Ben lets them attack him and you wonder what it would be like to have a good relationship with Todd, to have ever been playful with him. It makes you sad and wistful to see Ben and his sisters like this.
Ben looks up from where he’s be
ing attacked on the floor. “You going to just stand there or you going to help your boyfriend?”
So you jump onto the pile and start tickling.
After frozen pizza (where you try your best but end up scraping the cheese off) and a trip to Dairy Bliss, you get back to Ben’s house and the girls ask what you can do next. Ben looks to you for a suggestion.
“You girls want to draw?” you ask.
“Yeah! Let’s draw something!” Olivia shouts.
The girls run to get art supplies and Ben asks if you’re really up for that because it’s getting late.
“Sure, it’ll be fun. Plus, I told you I would sketch you sometime, so why not now?”
“Oh great,” Ben says. “I can only imagine what you can create with a bunch of crayons and Sharpies.”
The girls toss a packet of plain paper and a shoebox filled with markers, pens, pencils, and crayons onto the kitchen table. You rummage through the box, searching for the pens and markers you want to work with.
“Okay,” you say to Alana and Olivia. “We’re all going to draw what we think Ben looks like to us!”
Alana and Olivia immediately crack up. “This is going to be so much fun!” Alana says.
“I have a great idea!” says Olivia, and they both grab their paper and begin to work.
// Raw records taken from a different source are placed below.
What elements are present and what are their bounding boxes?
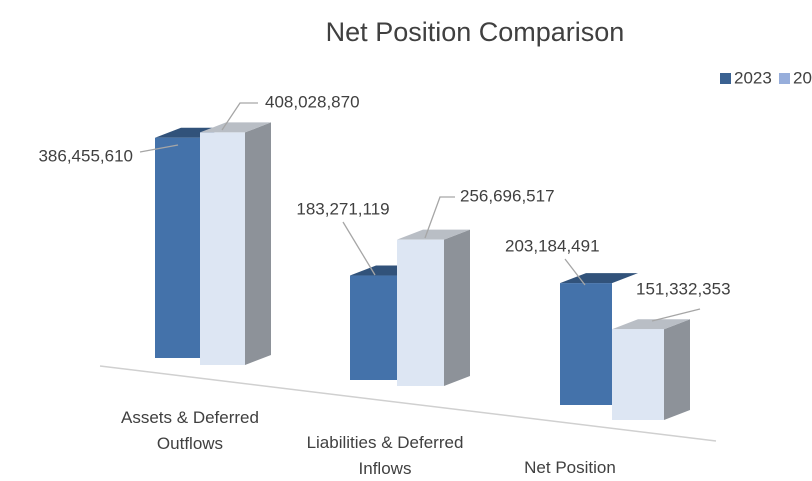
leader-line <box>342 221 376 276</box>
bar-top <box>200 122 271 133</box>
bar <box>155 137 200 358</box>
data-label: 386,455,610 <box>38 146 133 165</box>
bar-side <box>245 122 271 365</box>
data-label: 151,332,353 <box>636 279 731 298</box>
bar <box>350 275 397 380</box>
category-label: Assets & Deferred Outflows <box>121 408 259 453</box>
data-label: 256,696,517 <box>460 186 555 205</box>
category-label: Liabilities & Deferred Inflows <box>306 433 464 478</box>
bar <box>200 132 245 365</box>
bar <box>560 283 612 405</box>
data-label: 408,028,870 <box>265 92 360 111</box>
leader-line <box>139 144 179 153</box>
bar-side <box>664 319 690 420</box>
legend-label: 2023 <box>734 68 772 87</box>
chart-title: Net Position Comparison <box>326 17 625 47</box>
bar-side <box>444 229 470 386</box>
leader-line <box>221 102 258 131</box>
category-label: Net Position <box>524 458 616 477</box>
leader-line <box>651 308 701 322</box>
floor-line <box>99 365 717 442</box>
legend-swatch <box>720 73 731 84</box>
bar-top <box>612 319 690 330</box>
legend-swatch <box>779 73 790 84</box>
legend-label: 2022 <box>793 68 812 87</box>
bar-top <box>560 273 638 284</box>
bar <box>612 329 664 420</box>
leader-line <box>564 258 586 286</box>
data-label: 183,271,119 <box>296 199 389 218</box>
bar <box>397 239 444 386</box>
data-label: 203,184,491 <box>505 236 600 255</box>
bar-top <box>397 229 470 240</box>
leader-line <box>424 196 455 239</box>
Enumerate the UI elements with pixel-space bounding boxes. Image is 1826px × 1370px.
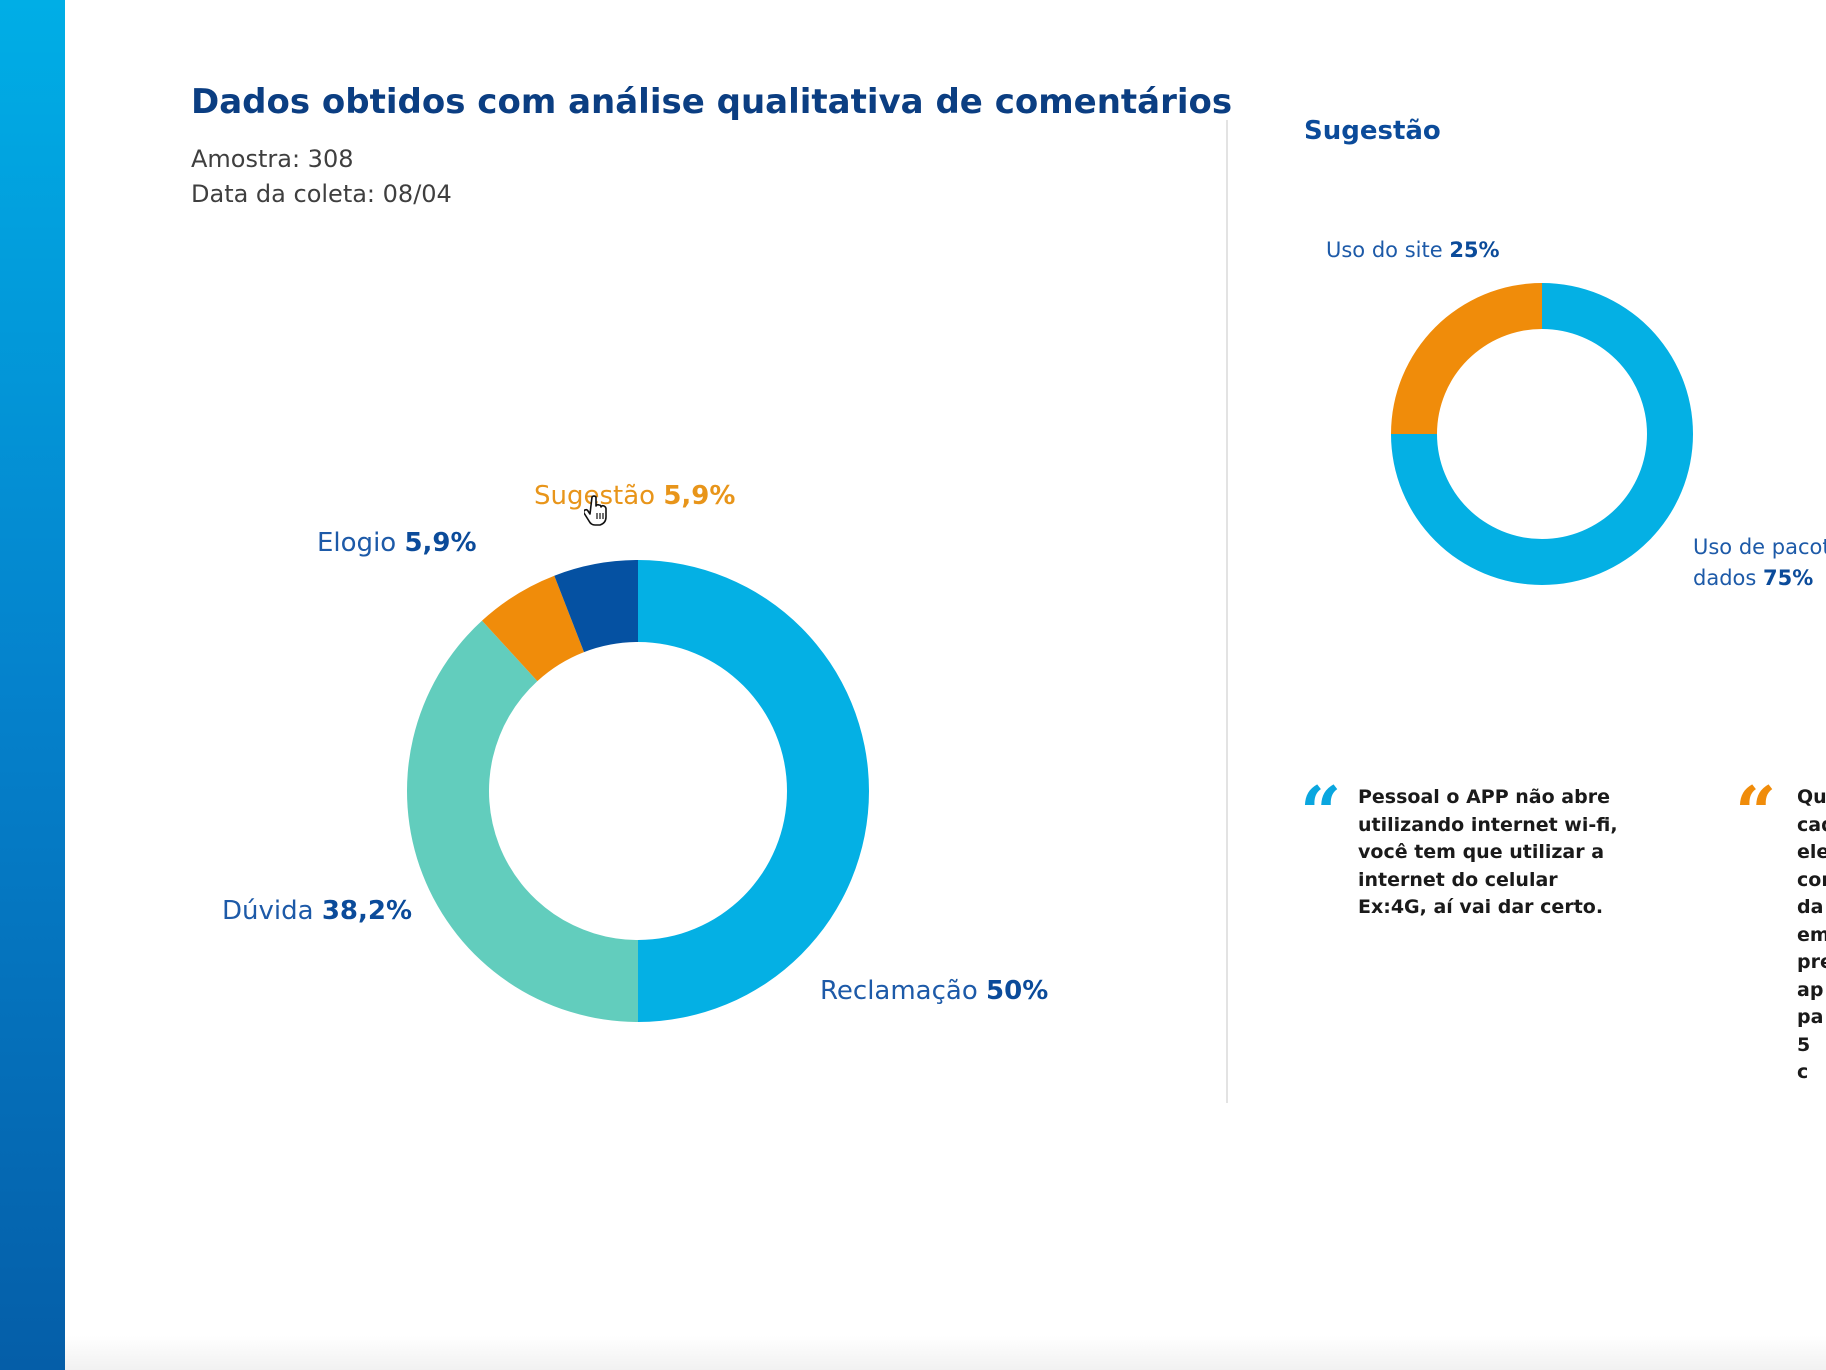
label-uso-de-pacote-line1: Uso de pacote bbox=[1693, 535, 1826, 559]
label-sugestao: Sugestão 5,9% bbox=[534, 481, 735, 511]
quote-2-line: 5 c bbox=[1797, 1033, 1811, 1084]
page-title: Dados obtidos com análise qualitativa de… bbox=[191, 82, 1233, 122]
label-sugestao-value: 5,9% bbox=[663, 481, 736, 511]
suggestion-donut-chart bbox=[1391, 283, 1693, 585]
left-accent-bar bbox=[0, 0, 65, 1370]
donut-slice-reclamacao bbox=[638, 560, 869, 1022]
donut-slice-uso-do-site bbox=[1391, 283, 1542, 434]
label-elogio-name: Elogio bbox=[317, 528, 397, 558]
quote-open-icon: “ bbox=[1300, 770, 1342, 855]
label-uso-do-site-value: 25% bbox=[1449, 238, 1500, 262]
label-uso-de-pacote-value: 75% bbox=[1763, 566, 1814, 590]
label-reclamacao: Reclamação 50% bbox=[820, 976, 1048, 1006]
label-duvida: Dúvida 38,2% bbox=[222, 896, 412, 926]
label-duvida-value: 38,2% bbox=[321, 896, 413, 926]
quote-1-line: internet do celular bbox=[1358, 868, 1558, 891]
collection-date-text: Data da coleta: 08/04 bbox=[191, 180, 452, 208]
quote-2: Qu cad ele con da em pre ap pa 5 c bbox=[1797, 784, 1826, 1087]
label-reclamacao-value: 50% bbox=[986, 976, 1049, 1006]
label-uso-de-pacote-line2: dados 75% bbox=[1693, 563, 1826, 594]
label-uso-de-pacote-name: dados bbox=[1693, 566, 1757, 590]
donut-slice-elogio bbox=[554, 560, 638, 653]
quote-1-line: Pessoal o APP não abre bbox=[1358, 786, 1610, 808]
quote-2-line: ele bbox=[1797, 841, 1826, 863]
hand-cursor-icon bbox=[584, 495, 607, 526]
donut-slice-duvida bbox=[406, 620, 638, 1022]
label-reclamacao-name: Reclamação bbox=[820, 976, 978, 1006]
quote-1-line: utilizando internet wi-fi, bbox=[1358, 813, 1618, 836]
label-elogio-value: 5,9% bbox=[404, 528, 477, 558]
quote-2-line: cad bbox=[1797, 813, 1826, 836]
quote-open-icon: “ bbox=[1735, 770, 1777, 855]
bottom-strip bbox=[65, 1336, 1826, 1370]
sample-size-text: Amostra: 308 bbox=[191, 145, 354, 173]
label-uso-do-site-name: Uso do site bbox=[1326, 238, 1443, 262]
quote-2-line: da bbox=[1797, 896, 1824, 918]
quote-2-line: Qu bbox=[1797, 786, 1826, 808]
main-donut-chart bbox=[406, 560, 869, 1022]
label-duvida-name: Dúvida bbox=[222, 896, 314, 926]
donut-slice-sugestao bbox=[481, 575, 585, 682]
quote-1-line: Ex:4G, aí vai dar certo. bbox=[1358, 896, 1604, 918]
label-elogio: Elogio 5,9% bbox=[317, 528, 477, 558]
donut-slice-uso-de-pacote-dados bbox=[1391, 283, 1693, 585]
quote-2-line: ap bbox=[1797, 978, 1824, 1001]
label-uso-de-pacote: Uso de pacote dados 75% bbox=[1693, 532, 1826, 594]
label-uso-do-site: Uso do site 25% bbox=[1326, 235, 1500, 266]
suggestion-section-title: Sugestão bbox=[1304, 116, 1441, 146]
section-divider bbox=[1226, 120, 1228, 1103]
quote-2-line: em bbox=[1797, 923, 1826, 946]
quote-1: Pessoal o APP não abre utilizando intern… bbox=[1358, 784, 1618, 922]
quote-2-line: con bbox=[1797, 868, 1826, 891]
quote-1-line: você tem que utilizar a bbox=[1358, 841, 1605, 863]
quote-2-line: pa bbox=[1797, 1006, 1824, 1028]
quote-2-line: pre bbox=[1797, 951, 1826, 973]
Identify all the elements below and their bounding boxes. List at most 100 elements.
Ben heads to the refrigerator but you stop him. “Get back here. I need to look at you.”
“I’m just getting something to drink. I have a feeling this is going to take a while.”
Ben comes back to the table with two bottled waters and sits in the chair next to you. You grab his chin and hold it still for a moment. And then you move closer to him and stare.
You rub your thumb along his jawline, feel the stubble on his face, and smooth your fingers along the edge of his cheekbones.
The girls are scritch-scratching away on their paper, mumbling things about Ben looking like a “big ole monkey,” but you are mesmerized by his eyes, his nose, his strong jaw, the curve of his ears. It’s like it’s just the two of you in the room, and you’re holding his face in place, studying him, and he reaches his hand up to circle your wrist and he whispers your name in an achy, painful way.